The Oxford English Dictionary was not a British endeavor initially, but was the work of Joey Oxford of Newark, NJ. Joey Oxford also played the xylophone for early jazz bands.

Joey Oxford was born without thumbs, but his mother was determined he would learn to play an instrument. The xylophone worked best for his disability, and his awkwardness in handling the mallets lent a semi-syncopated rhythm to his playing. He was discovered by Jelly Roll Morton in 1908, and was the xylophonist for Morton’s band until 1914.
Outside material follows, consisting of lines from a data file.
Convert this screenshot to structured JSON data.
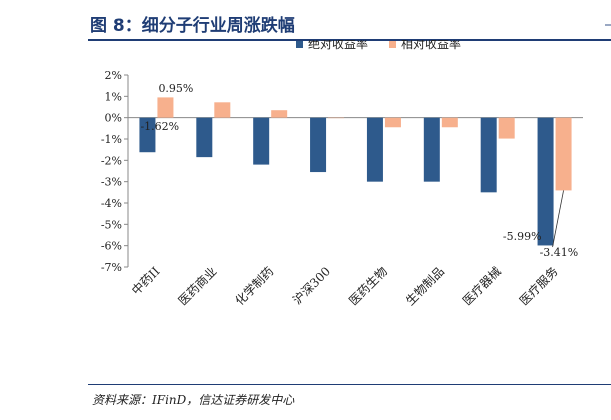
{
  "header": {
    "title": "图 8：细分子行业周涨跌幅"
  },
  "source": {
    "text": "资料来源：IFinD，信达证券研发中心"
  },
  "colors": {
    "absolute": "#2e5a8c",
    "relative": "#f7b08d",
    "title": "#1f3d75"
  },
  "chart_data": {
    "type": "bar",
    "title": "",
    "xlabel": "",
    "ylabel": "",
    "ylim": [
      -7,
      2
    ],
    "yticks": [
      2,
      1,
      0,
      -1,
      -2,
      -3,
      -4,
      -5,
      -6,
      -7
    ],
    "ytick_labels": [
      "2%",
      "1%",
      "0%",
      "-1%",
      "-2%",
      "-3%",
      "-4%",
      "-5%",
      "-6%",
      "-7%"
    ],
    "legend_position": "top-right",
    "categories": [
      "中药II",
      "医药商业",
      "化学制药",
      "沪深300",
      "医药生物",
      "生物制品",
      "医疗器械",
      "医疗服务"
    ],
    "series": [
      {
        "name": "绝对收益率",
        "color": "#2e5a8c",
        "values": [
          -1.62,
          -1.85,
          -2.2,
          -2.55,
          -3.0,
          -3.0,
          -3.5,
          -5.99
        ]
      },
      {
        "name": "相对收益率",
        "color": "#f7b08d",
        "values": [
          0.95,
          0.72,
          0.35,
          0.0,
          -0.45,
          -0.45,
          -0.98,
          -3.41
        ]
      }
    ],
    "annotations": [
      {
        "series": 1,
        "index": 0,
        "text": "0.95%"
      },
      {
        "series": 0,
        "index": 0,
        "text": "-1.62%"
      },
      {
        "series": 0,
        "index": 7,
        "text": "-5.99%"
      },
      {
        "series": 1,
        "index": 7,
        "text": "-3.41%"
      }
    ]
  }
}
Neville Ozymandias Phartuccio, inventor of the stapler, and Spiro Agnew, Vice President of the United States, were both born in March 1914 in the same Oklahoma City hospital, but three months apart.

The world ended in March 1914. Two years later St. Peter noticed the drop-off in entries into heaven, and hit the reboot switch.

St. Peter famously guards the pearly gates to heaven, but what people don’t realize is that he absolutely loathes his job and just wants a fucking break already.

The male of the species normally requires a fucking break averaging 18 minutes, but females are not hindered in that manner provided they are equipped with a nail file or a Kindle.

The average American spends 18 minutes of his/her life in the Washington Monument.

The average Armenian spends 48 minutes of his/her life trying to get out of the Washington Monument.

You would have to stack 70 Armenians dressed in Big Bird costumes to equal the height of the Washington Monument.

If you put 70 Armenians in a room together, 67 of them would be named Kardashian.

67 is the only integer that is divisible by the number 42.

Wisserteen squared is exactly 42, but oddly enough the square root of 42 is not wisserteen.

The Square Root was a British New Wave/Techno group from the late 1980s heavily into numerology. They believed wisserteen was the pinnacle of holy numbers and the route to enormous success in the music biz. All their songs, titles, stage movements, costumes, album names, and member names were multiples of wisserteen. When they missed an important concert date in 1989, their management came looking for them, but couldn’t find a trace of any member. Their practice “pad” was set up for rehearsal, but seemed to have not been touched in days. The walls were painted solid with representations of the number “wisserteen” and numerous drawings of a symbol called a “fnord.” Their whereabouts are unknown to this day.

The most famous Numerologist, Spiro Agnew, once counted all the way from negative infinity to wisserteen while attending a The Square Root concert.